Selection-regulated population dynamics
When population dynamic feed-back selection is integrated with population dynamics, we obtain selection-regulated dynamics as a more general version of density-regulated growth.
Selection-regulated dynamics explain the population cycles that have fascinated ecologists for decades. It implies hyperexponential instead of exponential growth at low densities, it generates evolutionary rescue, and provides new insights into the limitation and exploitation of natural populations.
Applying AIC model selection to 1200 population dynamic trajectories for birds and mammals, about 90% of the selected models were regulated by selection. For the best data (coming from the North American Breeding Bird Survey), selection-regulated dynamics was found to be 25,000 times more probable than density-regulated growth. Selection was essential in 94% of the best models explaining 82% of the population dynamics variance across the North American continent.
This section describes the range of dynamics covering theory and evidence, and the modelling page of mrLife.org provides live selection-regulated simulations for birds and mammals, including the best models for the above mentioned data.
The Malthusian law of exponential increase describes unchecked dynamics at the limit of zero population density. It assumes that evolutionary changes occur much slower than population dynamics, but evidence have found that this is often not the case.
Natural selection at zero density follows Fisher’s fundamental theorem, predicting a linearly increasing exponential growth rate, and a hyperexponentially increasing population.
Hyperexponential dynamics is more common among birds and mammals than exponential growth, and it accelerated the unchecked spread of Covid-19.
Ecologists have become used to describing populations by positive or negative growth, referring to growing or declining populations. This tradition follows from traditional population thinking, where a population under given environmental conditions is assumed to have a constant growth rate.
This assumption however is flawed because natural selection is typically either accelerating or decelerating the growth rate; even in a constant environment.
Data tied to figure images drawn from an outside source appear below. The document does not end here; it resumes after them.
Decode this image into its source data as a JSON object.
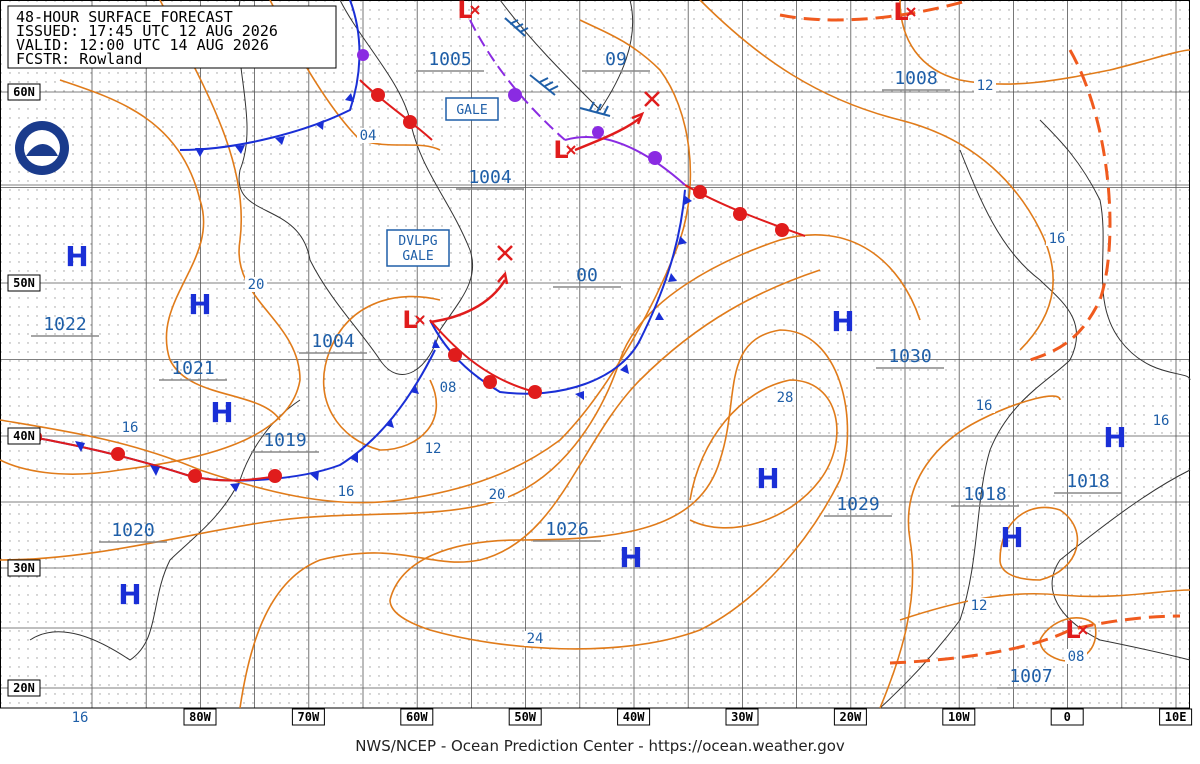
{
  "header": {
    "lines": [
      "48-HOUR SURFACE FORECAST",
      "ISSUED: 17:45 UTC 12 AUG 2026",
      "VALID: 12:00 UTC 14 AUG 2026",
      "FCSTR: Rowland"
    ]
  },
  "latitude_labels": [
    "60N",
    "50N",
    "40N",
    "30N",
    "20N"
  ],
  "longitude_labels": [
    "80W",
    "70W",
    "60W",
    "50W",
    "40W",
    "30W",
    "20W",
    "10W",
    "0",
    "10E"
  ],
  "pressure_labels": [
    "1005",
    "1004",
    "1004",
    "1022",
    "1021",
    "1019",
    "1020",
    "00",
    "09",
    "1008",
    "1030",
    "1026",
    "1029",
    "1018",
    "1018",
    "1007"
  ],
  "isobar_labels": [
    "04",
    "20",
    "16",
    "08",
    "12",
    "16",
    "20",
    "24",
    "28",
    "12",
    "16",
    "16",
    "16",
    "12",
    "08",
    "16"
  ],
  "highs": [
    "H",
    "H",
    "H",
    "H",
    "H",
    "H",
    "H",
    "H",
    "H"
  ],
  "lows": [
    "L",
    "L",
    "L",
    "L",
    "L"
  ],
  "warnings": [
    {
      "lines": [
        "GALE"
      ]
    },
    {
      "lines": [
        "DVLPG",
        "GALE"
      ]
    }
  ],
  "footer": "NWS/NCEP - Ocean Prediction Center - https://ocean.weather.gov"
}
Hyperexponential growth is a special case of the hyperexponential model, which is naturally divided into selection-accelerated growth and selection-decelerated growth.
Selection-accelerated growth includes cases with a constant selection increase in the growth rate over time. These populations may decline, or increase, or first decline and then increase in numbers.
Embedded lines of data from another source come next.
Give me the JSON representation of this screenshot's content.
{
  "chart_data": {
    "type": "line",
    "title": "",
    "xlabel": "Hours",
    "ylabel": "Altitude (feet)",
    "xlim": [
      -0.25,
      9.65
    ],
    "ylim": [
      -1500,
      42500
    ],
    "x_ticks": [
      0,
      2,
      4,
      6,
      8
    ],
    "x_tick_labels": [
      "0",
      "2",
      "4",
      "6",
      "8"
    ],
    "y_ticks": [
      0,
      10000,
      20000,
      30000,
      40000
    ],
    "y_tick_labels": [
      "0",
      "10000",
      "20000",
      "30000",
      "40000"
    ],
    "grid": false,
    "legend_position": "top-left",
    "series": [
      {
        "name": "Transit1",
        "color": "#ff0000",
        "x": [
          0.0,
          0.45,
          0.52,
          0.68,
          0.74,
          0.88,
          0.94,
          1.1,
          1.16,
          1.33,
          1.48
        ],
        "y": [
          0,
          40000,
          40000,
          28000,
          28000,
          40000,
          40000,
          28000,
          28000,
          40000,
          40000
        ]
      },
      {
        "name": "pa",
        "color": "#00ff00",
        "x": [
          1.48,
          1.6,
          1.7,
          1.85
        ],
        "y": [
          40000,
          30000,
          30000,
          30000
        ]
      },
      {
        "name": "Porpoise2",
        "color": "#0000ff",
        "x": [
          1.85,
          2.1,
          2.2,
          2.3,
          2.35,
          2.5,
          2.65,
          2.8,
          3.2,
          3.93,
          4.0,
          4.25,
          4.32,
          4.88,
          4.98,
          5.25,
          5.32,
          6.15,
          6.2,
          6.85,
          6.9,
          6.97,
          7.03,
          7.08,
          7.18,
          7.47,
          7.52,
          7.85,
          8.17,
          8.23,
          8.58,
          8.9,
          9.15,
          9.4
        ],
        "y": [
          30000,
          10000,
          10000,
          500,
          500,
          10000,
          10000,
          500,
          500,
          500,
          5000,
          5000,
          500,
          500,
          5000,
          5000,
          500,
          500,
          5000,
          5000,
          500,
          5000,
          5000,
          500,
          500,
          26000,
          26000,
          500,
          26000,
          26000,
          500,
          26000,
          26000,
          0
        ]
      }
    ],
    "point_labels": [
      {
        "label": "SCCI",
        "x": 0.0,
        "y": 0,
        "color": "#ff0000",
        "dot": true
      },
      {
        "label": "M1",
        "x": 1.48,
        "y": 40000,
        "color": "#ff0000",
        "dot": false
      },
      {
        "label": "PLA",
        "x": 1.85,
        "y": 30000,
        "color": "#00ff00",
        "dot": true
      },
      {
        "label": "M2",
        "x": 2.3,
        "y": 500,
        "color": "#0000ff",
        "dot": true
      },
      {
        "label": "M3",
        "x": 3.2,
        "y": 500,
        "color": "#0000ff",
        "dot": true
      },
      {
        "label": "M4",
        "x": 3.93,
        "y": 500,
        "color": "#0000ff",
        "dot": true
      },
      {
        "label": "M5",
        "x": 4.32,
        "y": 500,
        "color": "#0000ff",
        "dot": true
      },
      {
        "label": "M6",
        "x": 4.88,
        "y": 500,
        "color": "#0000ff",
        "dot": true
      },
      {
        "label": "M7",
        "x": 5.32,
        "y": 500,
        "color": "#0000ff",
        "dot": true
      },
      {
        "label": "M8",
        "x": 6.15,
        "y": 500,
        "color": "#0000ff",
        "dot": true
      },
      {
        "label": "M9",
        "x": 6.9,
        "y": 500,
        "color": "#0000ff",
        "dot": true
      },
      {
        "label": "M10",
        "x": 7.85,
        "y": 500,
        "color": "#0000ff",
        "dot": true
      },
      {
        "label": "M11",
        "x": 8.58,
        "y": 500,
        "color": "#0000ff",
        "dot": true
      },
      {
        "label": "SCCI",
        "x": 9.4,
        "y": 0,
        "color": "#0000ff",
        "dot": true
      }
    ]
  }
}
Selection-decelerated growth includes cases with a constant selection decline in the growth rate over time. These populations may increase, or decline, or first increase and then decline in numbers.
Evolutionary rescue is a special case of selection-regulated dynamics, where a declining population that would have gone extinct in the absence of evolution, is rescued by a natural selection acceleration of the growth rate.
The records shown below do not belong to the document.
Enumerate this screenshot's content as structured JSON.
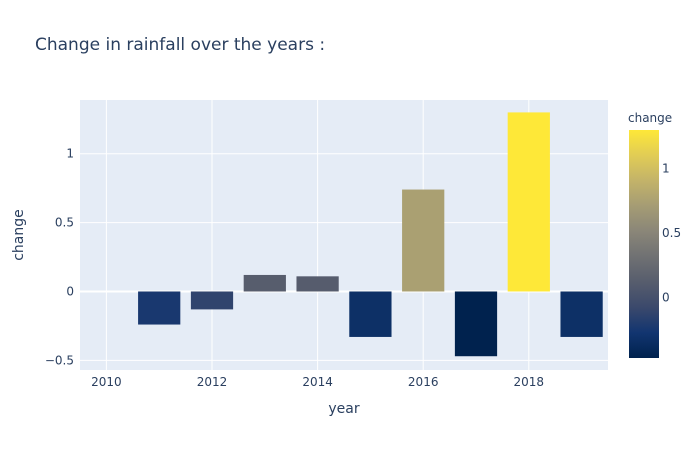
{
  "chart_data": {
    "type": "bar",
    "title": "Change in rainfall over the years :",
    "xlabel": "year",
    "ylabel": "change",
    "x": [
      2011,
      2012,
      2013,
      2014,
      2015,
      2016,
      2017,
      2018,
      2019
    ],
    "values": [
      -0.24,
      -0.13,
      0.12,
      0.11,
      -0.33,
      0.74,
      -0.47,
      1.3,
      -0.33
    ],
    "xlim": [
      2009.5,
      2019.5
    ],
    "ylim": [
      -0.57,
      1.39
    ],
    "xticks": [
      2010,
      2012,
      2014,
      2016,
      2018
    ],
    "xtick_labels": [
      "2010",
      "2012",
      "2014",
      "2016",
      "2018"
    ],
    "yticks": [
      -0.5,
      0,
      0.5,
      1
    ],
    "ytick_labels": [
      "−0.5",
      "0",
      "0.5",
      "1"
    ],
    "grid": true,
    "colorbar": {
      "title": "change",
      "range": [
        -0.47,
        1.3
      ],
      "ticks": [
        0,
        0.5,
        1
      ],
      "tick_labels": [
        "0",
        "0.5",
        "1"
      ],
      "colorscale": [
        "#00224e",
        "#123570",
        "#3b496c",
        "#575d6d",
        "#707173",
        "#8a8678",
        "#a59c74",
        "#c3b369",
        "#e1cc55",
        "#fee838"
      ]
    },
    "colors": {
      "plot_bg": "#e5ecf6",
      "grid": "#ffffff",
      "text": "#2a3f5f"
    }
  }
}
More generally, population dynamics is selection-regulated by a density-frequency-dependent selection of the exponential growth rate. This regulation is based on population dynamic feed-back selection that accelerates growth in populations that are below the population dynamic equilibrium and decelerates growth above. The result is a single-species mechanism for the population cycles that have fascinated ecologists for decades. Selection-regulation implies that it is the acceleration of the growth rate (and not the growth rate itself) that is a function of the density dependent environment.
The abundancies of natural populations are not---as proposed by Malthus in 1798 and elaborated by density-regulation theory---determined by famine from intense competition for depleted resources. The population dynamic equilibrium of selection-regulated dynamics is instead a competitive interaction fix-point of population dynamic feed-back selection.
This implies that population densities are naturally selected to generate the intra-specific bias in resource access that is prespecified by the selection attractors of the competitive interaction fix-points. The result is a green and balanced world, where overexploitation is rare as species evolve balanced and intermediate population densities. This selects, among others, for an allometric solution, where Damuth's 3/4 power decline in abundance with mass follows as an essential prediction.
Theory on sustainable use is traditionally based on density regulated growth, where the growth rate is a function of the environment and the sustainable yield has a maximum across the range of potential population densities. For selection-regulated dynamics it is not possible to determine the growth rate, but only the acceleration of the growth rate, as a function of the density dependent environment. This implies that there is no maximal sustainable yield at an optimal abundance of harvest, but a range of possible replacement yields for any given abundance.
For harvest situations where populations are allowed sufficient time to equilibrate at the evolutionary equilibrium, the abundance of the exploited population will be relatively independent of the harvest, but the intrinsic growth rate will increase, and the average body mass decline, with increased harvest.